Yeah, that's getting to be my motto. I had a memorable experience where I didn't do that and the dog was stolen out of the shelter that night. Actually we got him back but man, was I kicking myself. 

When an immediate pull isn't possible I find it's sometimes advisable to put down money on the dog, go on and pay the adoption fee and fill out the paperwork, sign the contract etc. That makes the dog "yours" which gives you a real leg to stand on if they do something to it (more often adopting it to someone that shouldn't have it, but euthanasia also).


----------



## RebelGSD (Mar 20, 2008)

I learned to be paranoid in rescue. It happened to me more times than I can count that I was told the dog was safe and it was not. I always call back several times to make sure that the dog is out of the shelter.

In this particular case there is was less than 24 hours they were supposed to keep the dogs as they promised: this is not too much to ask or to expect from a person who said they will be OK.


----------



## khurley (Sep 25, 2004)

> Originally Posted By: sit,stayI would be willing to bet that this is the same shelter I had problems with. I was contacted by a fellow forum member about taking a male GSD that was being held in her local animal control facility. I had room, so I said yes.
> Between her phone call to hold the dog until she could get there and her actually arriving a very short time later they went ahead and euthanizied him.
> As a former shelter employee, I totally understand what open admission shelters are up against. But to euthanizie an animal that you know has rescue available and ON THE WAY is something that is just impossible to explain or understand.
> Sheilah
> P.S. On a side note, Nancy Roberts shutting down in Utah has impacted the whole intermountain west. I think it has been a while, too, since she closed up and the effects are still being felt. I know I really enjoyed working with her, and I had a great deal of respect for her opinion.

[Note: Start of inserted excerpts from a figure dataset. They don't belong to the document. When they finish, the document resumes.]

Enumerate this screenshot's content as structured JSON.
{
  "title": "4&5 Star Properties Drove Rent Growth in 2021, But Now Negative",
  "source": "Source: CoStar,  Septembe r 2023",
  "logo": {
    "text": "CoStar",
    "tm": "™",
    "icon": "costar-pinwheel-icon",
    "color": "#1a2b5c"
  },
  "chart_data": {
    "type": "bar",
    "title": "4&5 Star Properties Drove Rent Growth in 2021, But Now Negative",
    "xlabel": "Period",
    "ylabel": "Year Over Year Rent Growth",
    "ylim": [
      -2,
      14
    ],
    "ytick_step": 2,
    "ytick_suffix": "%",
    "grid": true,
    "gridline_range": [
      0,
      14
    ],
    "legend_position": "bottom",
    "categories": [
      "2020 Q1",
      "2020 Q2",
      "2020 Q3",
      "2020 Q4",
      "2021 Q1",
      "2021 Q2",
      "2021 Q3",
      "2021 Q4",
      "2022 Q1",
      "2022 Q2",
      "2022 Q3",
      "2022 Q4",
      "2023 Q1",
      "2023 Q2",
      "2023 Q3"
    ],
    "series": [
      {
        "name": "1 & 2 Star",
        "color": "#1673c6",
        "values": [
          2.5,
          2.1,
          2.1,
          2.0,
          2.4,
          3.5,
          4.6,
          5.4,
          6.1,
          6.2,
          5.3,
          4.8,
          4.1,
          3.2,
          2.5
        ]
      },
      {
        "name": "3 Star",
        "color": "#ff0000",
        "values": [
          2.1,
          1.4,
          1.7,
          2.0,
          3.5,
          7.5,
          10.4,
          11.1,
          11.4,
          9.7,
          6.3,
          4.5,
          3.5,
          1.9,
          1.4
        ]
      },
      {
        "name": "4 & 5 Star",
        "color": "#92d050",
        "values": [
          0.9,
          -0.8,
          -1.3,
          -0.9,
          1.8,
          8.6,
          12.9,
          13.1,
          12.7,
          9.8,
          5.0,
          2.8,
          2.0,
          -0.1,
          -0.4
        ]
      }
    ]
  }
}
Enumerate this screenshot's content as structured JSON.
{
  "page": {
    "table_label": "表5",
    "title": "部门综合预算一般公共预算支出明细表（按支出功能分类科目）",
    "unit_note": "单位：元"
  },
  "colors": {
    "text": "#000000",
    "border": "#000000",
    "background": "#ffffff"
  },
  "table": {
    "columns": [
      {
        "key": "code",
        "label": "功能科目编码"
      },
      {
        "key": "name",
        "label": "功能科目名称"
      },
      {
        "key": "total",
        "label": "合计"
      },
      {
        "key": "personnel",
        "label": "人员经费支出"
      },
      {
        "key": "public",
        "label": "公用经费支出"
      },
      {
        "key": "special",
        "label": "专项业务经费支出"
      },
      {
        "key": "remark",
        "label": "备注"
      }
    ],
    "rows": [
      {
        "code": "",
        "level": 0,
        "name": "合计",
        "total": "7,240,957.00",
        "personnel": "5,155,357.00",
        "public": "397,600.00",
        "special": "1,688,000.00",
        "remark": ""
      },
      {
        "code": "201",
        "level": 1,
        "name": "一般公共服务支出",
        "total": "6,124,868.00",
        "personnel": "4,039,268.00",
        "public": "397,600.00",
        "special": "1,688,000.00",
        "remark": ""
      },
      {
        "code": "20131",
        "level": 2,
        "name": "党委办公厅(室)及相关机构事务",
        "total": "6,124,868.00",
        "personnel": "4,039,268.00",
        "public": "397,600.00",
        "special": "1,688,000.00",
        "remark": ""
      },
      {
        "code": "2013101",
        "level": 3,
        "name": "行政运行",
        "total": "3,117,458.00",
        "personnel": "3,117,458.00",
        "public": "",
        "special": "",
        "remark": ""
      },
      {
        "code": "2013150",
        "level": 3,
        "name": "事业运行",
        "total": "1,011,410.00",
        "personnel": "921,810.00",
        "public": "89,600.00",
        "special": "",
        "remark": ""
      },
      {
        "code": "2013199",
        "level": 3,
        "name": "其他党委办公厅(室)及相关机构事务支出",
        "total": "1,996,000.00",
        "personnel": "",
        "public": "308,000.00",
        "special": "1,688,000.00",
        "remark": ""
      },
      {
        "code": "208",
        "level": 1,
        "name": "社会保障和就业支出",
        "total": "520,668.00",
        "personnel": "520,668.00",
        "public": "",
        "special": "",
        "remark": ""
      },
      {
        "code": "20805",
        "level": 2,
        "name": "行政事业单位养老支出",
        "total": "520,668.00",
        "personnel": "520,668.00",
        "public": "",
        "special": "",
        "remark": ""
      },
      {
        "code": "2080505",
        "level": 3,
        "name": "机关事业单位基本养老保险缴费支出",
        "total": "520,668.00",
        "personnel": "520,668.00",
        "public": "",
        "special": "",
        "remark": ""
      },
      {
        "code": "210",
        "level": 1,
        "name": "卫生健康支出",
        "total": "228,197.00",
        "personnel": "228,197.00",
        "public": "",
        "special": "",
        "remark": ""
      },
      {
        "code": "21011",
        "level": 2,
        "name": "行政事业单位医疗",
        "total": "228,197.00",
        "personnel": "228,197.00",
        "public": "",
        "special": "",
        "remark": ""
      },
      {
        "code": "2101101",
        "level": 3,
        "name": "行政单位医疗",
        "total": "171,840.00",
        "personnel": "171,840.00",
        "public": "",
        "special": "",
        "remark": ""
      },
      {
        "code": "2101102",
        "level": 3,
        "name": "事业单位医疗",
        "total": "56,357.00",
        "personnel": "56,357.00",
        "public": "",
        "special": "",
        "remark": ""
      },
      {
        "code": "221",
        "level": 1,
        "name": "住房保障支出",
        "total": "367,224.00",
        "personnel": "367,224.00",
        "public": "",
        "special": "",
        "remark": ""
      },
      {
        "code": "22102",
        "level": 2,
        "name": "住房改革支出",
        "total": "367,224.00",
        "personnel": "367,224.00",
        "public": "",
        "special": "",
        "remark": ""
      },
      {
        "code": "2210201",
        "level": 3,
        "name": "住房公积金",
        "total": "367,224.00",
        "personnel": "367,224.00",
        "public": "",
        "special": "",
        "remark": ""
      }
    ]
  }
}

It is the same one. That same board member contacted me as well to see if I could help, which I was willing to do. I actually contacted her because we're going to be gone this weekend and are taking the dogs and wanted to know if she could keep him for a couple of days because it isn't a situation I'd feel comfortable putting a new foster in. She was also happy to help.

Nancy is sorely missed. It looks like Montana GSD rescue is doing quite a bit now to help. That's who I was going to foster for.


----------